L’Ordinanza di rigetto oggetto di esame, seppure estremamente sintetica, presenta degli aspetti di indubbio  interesse laddove chiarisce il ruolo del creditore procedente nell’ambito del procedimento di rinegoziazione del mutuo ex art. 41 bis L. n. 157/2019.

Quella in discorso, a prima vista, sembrerebbe, una norma di particolare favore per il debitore dal momento in cui, nel corso di una azione esecutiva che investe la sua abitazione principale, gli viene riconosciuta la possibilità di rinegoziare il mutuo ipotecario contratto in presenza di alcune specifiche condizioni, ricorrendo all’assistenza della garanzia del Fondo di Garanzia per la prima casa (41 bis L. n. 157/2019: “…1. Al fine di fronteggiare, in via eccezionale, temporanea e non ripetibile, i casi più gravi di crisi economica dei consumatori, ove una banca o una società veicolo, creditrice ipotecaria di primo grado, abbia avviato o sia intervenuta in  una procedura esecutiva immobiliare avente ad oggetto l’abitazione principale  del debitore, è conferita al debitore consumatore, al ricorrere delle condizioni di cui al comma 2, la possibilità di chiedere la rinegoziazione del mutuo in essere ovvero un finanziamento, con surroga nella garanzia ipotecaria esistente, a una banca terza, il cui ricavato deve essere utilizzato per estinguere il mutuo in essere,  con assistenza della garanzia del Fondo di garanzia per la prima casa, di cui all’articolo 1, comma 48, lettera c), della legge 27 dicembre 2013, n. 147, e  con il beneficio dell’esdebitazione per il debito residuo…”).

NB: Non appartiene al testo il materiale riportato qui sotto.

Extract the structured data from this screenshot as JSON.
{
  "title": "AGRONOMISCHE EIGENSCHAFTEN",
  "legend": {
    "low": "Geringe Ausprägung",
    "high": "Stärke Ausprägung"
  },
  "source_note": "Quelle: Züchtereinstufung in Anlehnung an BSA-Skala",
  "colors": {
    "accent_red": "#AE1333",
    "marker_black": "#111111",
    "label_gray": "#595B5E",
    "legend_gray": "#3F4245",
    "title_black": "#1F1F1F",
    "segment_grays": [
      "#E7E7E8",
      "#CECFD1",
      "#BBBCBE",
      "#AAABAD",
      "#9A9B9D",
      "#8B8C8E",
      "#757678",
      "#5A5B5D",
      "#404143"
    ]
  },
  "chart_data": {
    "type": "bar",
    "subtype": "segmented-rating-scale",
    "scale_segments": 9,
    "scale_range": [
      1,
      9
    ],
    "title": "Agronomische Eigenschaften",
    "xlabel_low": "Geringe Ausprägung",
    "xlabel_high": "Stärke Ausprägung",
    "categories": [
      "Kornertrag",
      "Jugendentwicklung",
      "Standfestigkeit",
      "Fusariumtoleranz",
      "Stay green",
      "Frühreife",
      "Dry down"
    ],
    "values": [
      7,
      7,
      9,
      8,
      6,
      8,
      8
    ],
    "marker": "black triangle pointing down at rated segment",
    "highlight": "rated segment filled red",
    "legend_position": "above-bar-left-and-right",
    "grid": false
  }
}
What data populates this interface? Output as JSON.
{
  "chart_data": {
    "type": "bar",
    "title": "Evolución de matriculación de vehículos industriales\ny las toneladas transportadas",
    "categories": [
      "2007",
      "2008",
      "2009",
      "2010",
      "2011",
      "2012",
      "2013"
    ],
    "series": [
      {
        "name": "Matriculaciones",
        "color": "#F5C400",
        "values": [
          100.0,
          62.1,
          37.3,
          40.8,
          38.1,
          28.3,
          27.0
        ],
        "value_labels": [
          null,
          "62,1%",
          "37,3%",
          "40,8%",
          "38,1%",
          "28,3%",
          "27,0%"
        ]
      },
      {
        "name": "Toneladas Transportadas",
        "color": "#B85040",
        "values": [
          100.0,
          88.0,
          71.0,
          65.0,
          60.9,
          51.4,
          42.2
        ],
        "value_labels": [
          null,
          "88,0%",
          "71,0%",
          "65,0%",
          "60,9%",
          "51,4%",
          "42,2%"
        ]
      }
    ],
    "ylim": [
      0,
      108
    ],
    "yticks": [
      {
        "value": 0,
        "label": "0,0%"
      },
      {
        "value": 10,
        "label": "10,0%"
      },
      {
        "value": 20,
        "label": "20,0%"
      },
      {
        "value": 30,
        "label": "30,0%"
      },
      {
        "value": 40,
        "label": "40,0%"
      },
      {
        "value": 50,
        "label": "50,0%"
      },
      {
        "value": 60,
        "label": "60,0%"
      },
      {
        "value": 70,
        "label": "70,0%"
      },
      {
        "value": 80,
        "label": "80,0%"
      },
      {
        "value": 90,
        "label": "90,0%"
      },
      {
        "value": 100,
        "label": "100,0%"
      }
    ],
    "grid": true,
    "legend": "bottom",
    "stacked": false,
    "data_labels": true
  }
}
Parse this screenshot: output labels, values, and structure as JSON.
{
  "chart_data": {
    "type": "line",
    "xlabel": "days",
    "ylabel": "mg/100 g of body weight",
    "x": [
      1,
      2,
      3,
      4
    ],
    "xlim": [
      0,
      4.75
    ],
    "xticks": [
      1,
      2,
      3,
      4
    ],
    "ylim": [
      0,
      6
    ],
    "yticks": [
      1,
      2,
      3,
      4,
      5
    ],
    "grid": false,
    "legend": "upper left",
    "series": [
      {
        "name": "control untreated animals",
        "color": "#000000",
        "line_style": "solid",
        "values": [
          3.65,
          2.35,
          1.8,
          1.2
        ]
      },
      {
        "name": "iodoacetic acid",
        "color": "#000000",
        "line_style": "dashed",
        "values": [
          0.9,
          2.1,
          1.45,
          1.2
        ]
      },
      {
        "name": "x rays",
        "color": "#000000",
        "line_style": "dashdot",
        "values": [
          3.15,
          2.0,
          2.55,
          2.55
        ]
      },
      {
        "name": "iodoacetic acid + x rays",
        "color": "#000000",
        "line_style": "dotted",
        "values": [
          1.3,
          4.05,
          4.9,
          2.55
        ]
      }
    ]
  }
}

Questa prima impressione sembrerebbe però essere destinata ad una radicale modifica alla luce di una attenta lettura dei presupposti applicativi della norma ed in ragione dell’interpretazione giudiziale degli stessi.

Andando per ordine.

Come è noto, in base alla predetta norma il legislatore ha introdotto la possibilità, per il debitore esecutato, di rinegoziare il mutuo al ricorrere delle seguenti specifiche condizioni:

“…a) il debitore sia qualificabile come consumatore ai sensi dell’articolo 3, comma 1, lettera a), del codice del consumo, di cui al decreto legislativo 6 settembre 2005, n. 206;

b) il creditore sia un soggetto che esercita l’attività bancaria ai sensi dell’articolo 10 del testo unico delle leggi in materia bancaria e creditizia, di cui  al decreto legislativo 1°settembre 1993, n. 385, o una società veicolo di cui alla  legge 30 aprile 1999, n. 130;

c) il credito derivi da un mutuo con garanzia ipotecaria di primo grado sostanziale, concesso per l’acquisto di un immobile che rispetti i requisiti previsti dalla nota II-bis) all’articolo 1 della tariffa, parte prima, allegata al testo unico  delle disposizioni concernenti l’imposta di registro, di cui al decreto del  Presidente della Repubblica 26 aprile 1986, n. 131, e il debitore abbia rimborsato almeno il 10 per cento del capitale originariamente finanziato alla   data della presentazione dell’istanza di rinegoziazione;

d) sia pendente un’esecuzione immobiliare sul bene oggetto di ipoteca (sul tema si segnala il volume L’Ipoteca di Chianale Angelo, Utet Giuridica, 2021) per il credito, il cui pignoramento sia stato notificato tra la data del 1° gennaio 2010 e quella del 30 giugno 2019;

e) non vi siano altri creditori intervenuti oltre al creditore procedente o,  comunque, sia depositato, prima della presentazione dell’istanza di rinegoziazione, un atto di rinuncia dagli altri creditori intervenuti;

f) l’istanza sia presentata per la prima volta nell’ambito del medesimo  processo esecutivo e comunque entro il termine perentorio del 31 dicembre 2021;

g) il debito complessivo calcolato ai sensi dell’articolo 2855 del codice civile  nell’ambito della procedura di cui alla lettera d) e oggetto di rinegoziazione o  rifinanziamento non sia superiore a euro 250.000;

h) l’importo offerto non sia inferiore al 75 per cento del prezzo base della successiva asta ovvero del valore del bene come determinato nella consulenza tecnica d’ufficio nel caso in cui non vi sia stata la fissazione dell’asta. Qualora il debito complessivo sia inferiore al 75 per cento dei predetti valori, l’importo offerto non può essere inferiore al debito per capitale e interessi calcolati ai sensi della lettera g), senza applicazione della percentuale del 75 per cento;

i) il rimborso dell’importo rinegoziato o finanziato avvenga con una dilazione non superiore a trenta anni decorrenti dalla data di sottoscrizione dell’accordo di rinegoziazione o del finanziamento e comunque tale che la sua durata in anni,  sommata all’età del debitore, non superi tassativamente il numero di 80;

l) il debitore rimborsi integralmente le spese liquidate dal giudice, anche a titolo di rivalsa, in favore del creditore;

m) non sia pendente nei riguardi del debitore una procedura di risoluzione della crisi da sovraindebitamento ai sensi della legge 27 gennaio 2012, n. 3…” (41 bis n. 2 L. n. 157/2019).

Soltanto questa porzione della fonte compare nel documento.